This is without question the most moving piece of film I’ve seen this year. And that’s saying something. I’ve been brought to tears and emotionally battered by probably a handful of films over the last twelve months but this pact the biggest emotional punch. It had a huge impact on me and I am honestly drained, cheeks tear-stained and melancholy after the experience. It’s incredibly powerful; more so because it centres on one family’s real-life struggle to find each other after being torn apart during the devastating 2004 Indian Ocean Tsunami which claimed over 230,000 lives. But while their story is one of unbelievable horror, devastation, and despair it’s also one of hope and immeasurable relief and happiness. After all, their story is one of those rare real-life miracles.

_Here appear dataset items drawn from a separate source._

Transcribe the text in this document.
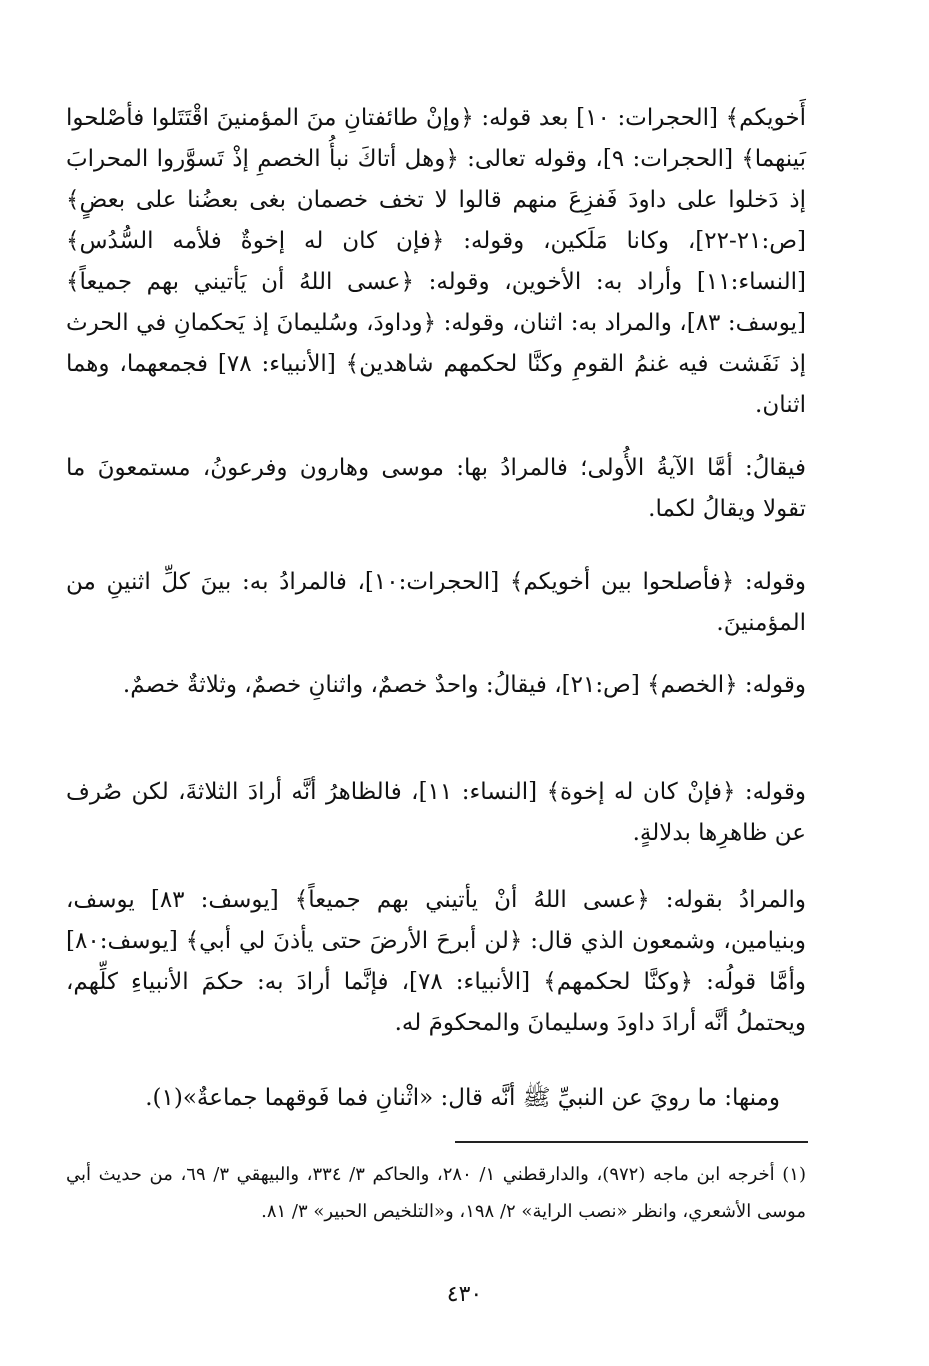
أَخويكم﴾ [الحجرات: ١٠] بعد قوله: ﴿وإنْ طائفتانِ منَ المؤمنينَ اقْتَتَلوا فأصْلحوا بَينهما﴾ [الحجرات: ٩]، وقوله تعالى: ﴿وهل أتاكَ نبأُ الخصمِ إذْ تَسوَّروا المحرابَ إذ دَخلوا على داودَ فَفزِعَ منهم قالوا لا تخف خصمان بغى بعضُنا على بعضٍ﴾ [ص:٢١-٢٢]، وكانا مَلَكين، وقوله: ﴿فإن كان له إخوةٌ فلأمه السُّدُس﴾ [النساء:١١] وأراد به: الأخوين، وقوله: ﴿عسى اللهُ أن يَأتيني بهم جميعاً﴾ [يوسف: ٨٣]، والمراد به: اثنان، وقوله: ﴿وداودَ، وسُليمانَ إذ يَحكمانِ في الحرث إذ نَفَشت فيه غنمُ القومِ وكنَّا لحكمهم شاهدين﴾ [الأنبياء: ٧٨] فجمعهما، وهما اثنان.

فيقالُ: أمَّا الآيةُ الأُولى؛ فالمرادُ بها: موسى وهارون وفرعونُ، مستمعونَ ما تقولا ويقالُ لكما.

وقوله: ﴿فأصلحوا بين أخويكم﴾ [الحجرات:١٠]، فالمرادُ به: بينَ كلِّ اثنينِ من المؤمنينَ.

وقوله: ﴿الخصم﴾ [ص:٢١]، فيقالُ: واحدٌ خصمٌ، واثنانِ خصمٌ، وثلاثةٌ خصمٌ.

وقوله: ﴿فإنْ كان له إخوة﴾ [النساء: ١١]، فالظاهرُ أنَّه أرادَ الثلاثةَ، لكن صُرف عن ظاهرِها بدلالةٍ.

والمرادُ بقوله: ﴿عسى اللهُ أنْ يأتيني بهم جميعاً﴾ [يوسف: ٨٣] يوسف، وبنيامين، وشمعون الذي قال: ﴿لن أبرحَ الأرضَ حتى يأذنَ لي أبي﴾ [يوسف:٨٠] وأمَّا قولُه: ﴿وكنَّا لحكمهم﴾ [الأنبياء: ٧٨]، فإنَّما أرادَ به: حكمَ الأنبياءِ كلِّهم، ويحتملُ أنَّه أرادَ داودَ وسليمانَ والمحكومَ له.

ومنها: ما رويَ عن النبيِّ ﷺ أنَّه قال: «اثْنانِ فما فَوقهما جماعةٌ»(١).

(١) أخرجه ابن ماجه (٩٧٢)، والدارقطني ١/ ٢٨٠، والحاكم ٣/ ٣٣٤، والبيهقي ٣/ ٦٩، من حديث أبي موسى الأشعري، وانظر «نصب الراية» ٢/ ١٩٨، و«التلخيص الحبير» ٣/ ٨١.

٤٣٠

It’s a delicate subject to take on, exploring such a catastrophic natural disaster after such a short time, especially with a surviving family on board. It’s not something to be glamorised or softened or typically Hollywoodised. But then you have to make something people want to see. Spanish Director Juan Antonio Bayona (Director of The Orphanage) handles The Impossible with a perfect balance of sensitivity, honesty, and dramatisation creating a visually breath-taking, emotionally resonant, character driven piece. Naomi Watts (Maria) and Ewan McGregor (Henry) are sensational as are Thomas Holland (Lucas), Samuel Joslin (Thomas), and Oaklee Pendergast (Simon) who together make up the picture perfect family. The children are incredible taking on a challenge for even the greatest and most experienced actors; and they give truly heart-warming very touching Performances. I just wanted to hug ‘em all.
It’s rated 12 but there’s no way I’d take someone so young to see it. The Impossible is at times quite graphic and shocking even for an adult and even the subject isn’t something a child should really be exposed to as a family day at the cinema. There are a few very unpleasant moments that really turned my stomach and are still at the fore front of my mind. It’s less entertainment that It is food for thought, and it wont be forgotten any time soon. It’s something to watch with an open mind, and a huge box of tissues. Or maybe just sit there with shades on.
It’s worth every penny of the ticket price but I don’t think I’ll run out and buy the DVD. Putting myself through that emotional battering is OK but I’m unlikely to be in the mood to go through it that often.